Marital Status and Qualifying for Debt Counselling in South Africa
How does your Marital Status affect the eligibility to qualify for Debt Counselling in South Africa? This article break down the requirements & criteria.

How does your Marital Status affect the eligibility to qualify for Debt Counselling in South Africa?
- If consumer is married in COP, the spouse’s income must be included and a joint application made. When the husband and wife who are married COP decline to do a joint application they cannot apply for Debt Counselling.
- Where a consumer is married in COP but separated or in the process of a divorce a single application cannot be accepted.
- If the consumers are married ANC or are living together it is recommended that the Debt Counsellor consider a joint view of income. The reason for this is that:
- Both parties enjoy the benefits of joint income. This should be reflected in the budget of the consumer.
- The acquired finance (e.g. bond over a fixed property) may be approved on a joint income.
To ensure that not all debt is being passed to one of the parties whilst the couple continues to live well off a substantial surplus from the other partner. Include all income
When a consumer applies for Debt Counselling all the consumer’s income has to be included. This is defined in Section 78(3) as follows:
“In this part, “financial means, prospects and obligations’, with respect to a consumer
or prospective consumer, includes:
a) income, or any right to receive income, regardless of the source, frequency or regularity of that income, other than income that the consumer or prospective consumer receives, has a right to receive, or holds in trust for another person;
b) the financial means, prospects and obligation of any other adult person within the consumer’s immediate family or household, to the extent that the consumer, or prospective consumer, and that other person customarily:-
- Share their respective financial means; and
- Mutually bear their respective financial obligations; and
c) if the consumer has or had a commercial purpose for applying for or entering into a particular credit agreement, the reasonably estimated future revenue flow from that business purpose.”
It is recommended that Debt Counsellors obtain a full picture of the total income of the household. To achieve this it is important to understand who is part of the household and what their income is. This will assist the Debt Counsellor to determine the proportional responsibility of household expenses.
The abovementioned can be achieved by including the appropriate contributions to household income or by reducing the applicant’s contribution to household expenses in proportion to household income. Full disclosure of household income is recommended in the debt review process.
Conclusion
In conclusion, this article has emphasized the critical role of household income in South African debt counselling assessments. Whether married in community of property (COP), married out of community of property (ANC), or cohabitating, a complete picture of all income sources within the household is essential. For COP marriages, joint applications are mandatory, reflecting the shared financial obligations.
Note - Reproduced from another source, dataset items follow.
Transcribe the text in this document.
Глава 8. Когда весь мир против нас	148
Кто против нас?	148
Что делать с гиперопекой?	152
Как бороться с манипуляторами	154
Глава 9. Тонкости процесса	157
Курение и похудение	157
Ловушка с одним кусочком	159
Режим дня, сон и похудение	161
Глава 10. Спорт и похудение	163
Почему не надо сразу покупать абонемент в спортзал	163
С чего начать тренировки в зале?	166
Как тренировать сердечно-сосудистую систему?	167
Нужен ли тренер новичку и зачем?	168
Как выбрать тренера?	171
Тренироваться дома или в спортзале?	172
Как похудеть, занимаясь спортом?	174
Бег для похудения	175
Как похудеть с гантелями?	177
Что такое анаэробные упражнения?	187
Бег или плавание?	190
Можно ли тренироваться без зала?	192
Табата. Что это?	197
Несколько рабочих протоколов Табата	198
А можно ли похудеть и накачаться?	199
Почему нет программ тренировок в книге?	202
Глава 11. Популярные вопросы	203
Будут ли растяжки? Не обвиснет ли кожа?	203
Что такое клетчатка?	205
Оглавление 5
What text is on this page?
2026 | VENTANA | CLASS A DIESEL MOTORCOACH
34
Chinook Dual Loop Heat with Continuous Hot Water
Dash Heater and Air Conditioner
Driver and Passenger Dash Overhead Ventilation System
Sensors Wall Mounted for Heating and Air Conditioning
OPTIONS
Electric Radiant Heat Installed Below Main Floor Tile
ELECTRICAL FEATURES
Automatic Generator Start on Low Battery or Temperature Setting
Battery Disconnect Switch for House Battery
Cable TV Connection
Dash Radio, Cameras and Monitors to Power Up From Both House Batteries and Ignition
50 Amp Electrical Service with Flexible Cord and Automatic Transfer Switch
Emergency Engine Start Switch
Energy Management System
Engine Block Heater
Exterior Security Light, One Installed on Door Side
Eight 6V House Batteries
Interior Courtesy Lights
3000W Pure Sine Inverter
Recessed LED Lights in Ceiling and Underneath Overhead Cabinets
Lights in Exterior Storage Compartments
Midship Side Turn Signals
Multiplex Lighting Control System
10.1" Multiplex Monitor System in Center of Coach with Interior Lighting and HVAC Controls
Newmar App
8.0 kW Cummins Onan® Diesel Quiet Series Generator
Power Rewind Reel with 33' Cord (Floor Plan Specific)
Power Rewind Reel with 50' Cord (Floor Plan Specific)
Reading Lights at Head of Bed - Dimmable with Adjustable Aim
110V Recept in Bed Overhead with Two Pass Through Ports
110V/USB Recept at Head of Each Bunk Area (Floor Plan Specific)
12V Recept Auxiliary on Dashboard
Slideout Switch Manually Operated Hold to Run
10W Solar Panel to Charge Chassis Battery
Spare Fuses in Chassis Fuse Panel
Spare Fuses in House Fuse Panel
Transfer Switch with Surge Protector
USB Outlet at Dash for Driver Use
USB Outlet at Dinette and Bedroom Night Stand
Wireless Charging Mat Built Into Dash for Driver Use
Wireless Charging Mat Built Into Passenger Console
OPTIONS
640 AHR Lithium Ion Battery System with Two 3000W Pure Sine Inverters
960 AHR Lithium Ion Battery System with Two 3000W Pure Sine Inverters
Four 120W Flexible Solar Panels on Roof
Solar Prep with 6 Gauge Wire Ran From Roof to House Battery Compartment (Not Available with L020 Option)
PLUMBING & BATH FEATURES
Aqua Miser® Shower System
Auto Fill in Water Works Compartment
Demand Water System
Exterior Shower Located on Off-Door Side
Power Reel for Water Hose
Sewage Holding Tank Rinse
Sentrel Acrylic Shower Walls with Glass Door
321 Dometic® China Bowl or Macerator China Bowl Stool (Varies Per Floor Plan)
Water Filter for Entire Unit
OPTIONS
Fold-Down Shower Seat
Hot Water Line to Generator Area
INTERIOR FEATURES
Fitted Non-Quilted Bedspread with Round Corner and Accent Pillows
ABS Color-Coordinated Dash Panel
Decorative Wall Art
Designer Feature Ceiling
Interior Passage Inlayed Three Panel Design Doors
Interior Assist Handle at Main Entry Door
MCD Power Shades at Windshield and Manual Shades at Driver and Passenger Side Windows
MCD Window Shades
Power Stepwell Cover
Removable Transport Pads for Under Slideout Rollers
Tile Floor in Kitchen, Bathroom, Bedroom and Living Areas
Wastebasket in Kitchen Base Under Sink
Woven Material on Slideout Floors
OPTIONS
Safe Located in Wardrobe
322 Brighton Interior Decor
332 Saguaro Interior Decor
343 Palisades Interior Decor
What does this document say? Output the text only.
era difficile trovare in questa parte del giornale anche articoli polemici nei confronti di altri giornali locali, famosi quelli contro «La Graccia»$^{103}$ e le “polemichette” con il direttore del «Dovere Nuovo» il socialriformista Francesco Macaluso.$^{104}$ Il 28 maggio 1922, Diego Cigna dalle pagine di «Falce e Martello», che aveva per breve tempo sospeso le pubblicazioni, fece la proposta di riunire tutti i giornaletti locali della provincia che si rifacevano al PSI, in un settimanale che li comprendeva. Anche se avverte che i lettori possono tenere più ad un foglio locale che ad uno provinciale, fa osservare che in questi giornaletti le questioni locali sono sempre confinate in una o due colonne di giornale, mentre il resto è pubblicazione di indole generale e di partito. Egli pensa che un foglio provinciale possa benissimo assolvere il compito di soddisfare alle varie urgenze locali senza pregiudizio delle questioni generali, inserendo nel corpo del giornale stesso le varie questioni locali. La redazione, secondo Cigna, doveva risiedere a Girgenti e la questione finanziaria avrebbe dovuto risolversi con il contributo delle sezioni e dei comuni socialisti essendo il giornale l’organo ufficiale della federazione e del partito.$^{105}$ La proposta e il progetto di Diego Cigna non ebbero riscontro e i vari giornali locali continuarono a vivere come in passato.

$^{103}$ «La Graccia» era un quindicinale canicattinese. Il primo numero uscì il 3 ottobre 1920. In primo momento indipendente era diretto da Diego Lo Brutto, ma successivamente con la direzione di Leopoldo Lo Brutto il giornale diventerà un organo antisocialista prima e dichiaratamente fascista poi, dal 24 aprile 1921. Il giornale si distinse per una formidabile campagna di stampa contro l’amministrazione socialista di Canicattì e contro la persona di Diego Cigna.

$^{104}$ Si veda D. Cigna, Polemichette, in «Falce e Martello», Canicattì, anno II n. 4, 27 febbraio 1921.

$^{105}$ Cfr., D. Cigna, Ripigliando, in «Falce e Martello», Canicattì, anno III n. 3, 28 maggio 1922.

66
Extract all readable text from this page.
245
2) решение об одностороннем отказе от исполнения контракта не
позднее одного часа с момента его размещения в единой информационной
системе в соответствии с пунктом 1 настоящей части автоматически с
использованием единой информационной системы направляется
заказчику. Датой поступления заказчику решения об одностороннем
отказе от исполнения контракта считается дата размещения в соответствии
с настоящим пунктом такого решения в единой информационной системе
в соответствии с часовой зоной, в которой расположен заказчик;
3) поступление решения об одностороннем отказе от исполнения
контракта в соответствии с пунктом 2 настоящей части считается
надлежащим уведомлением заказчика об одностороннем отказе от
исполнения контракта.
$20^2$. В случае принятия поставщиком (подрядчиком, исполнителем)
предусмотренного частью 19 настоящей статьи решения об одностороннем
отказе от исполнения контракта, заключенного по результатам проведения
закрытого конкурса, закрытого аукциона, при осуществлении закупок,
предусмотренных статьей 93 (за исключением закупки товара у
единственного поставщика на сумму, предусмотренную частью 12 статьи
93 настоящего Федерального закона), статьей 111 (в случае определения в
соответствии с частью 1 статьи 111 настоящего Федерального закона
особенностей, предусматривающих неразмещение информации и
Even in cases of separation or divorce within a COP marriage, a single application is insufficient. While joint applications aren’t required for ANC marriages or cohabitating couples, debt counsellors are strongly encouraged to consider the total household income due to shared benefits, joint financial responsibilities, and the need to prevent unfair allocation of debt.
By obtaining a comprehensive understanding of all income streams, debt counsellors can accurately determine proportional responsibility for household expenses and develop a realistic and sustainable debt repayment plan. Full disclosure of household income, as defined by Section 78(3) of the NCA, is therefore not just recommended, but vital for a successful debt review process.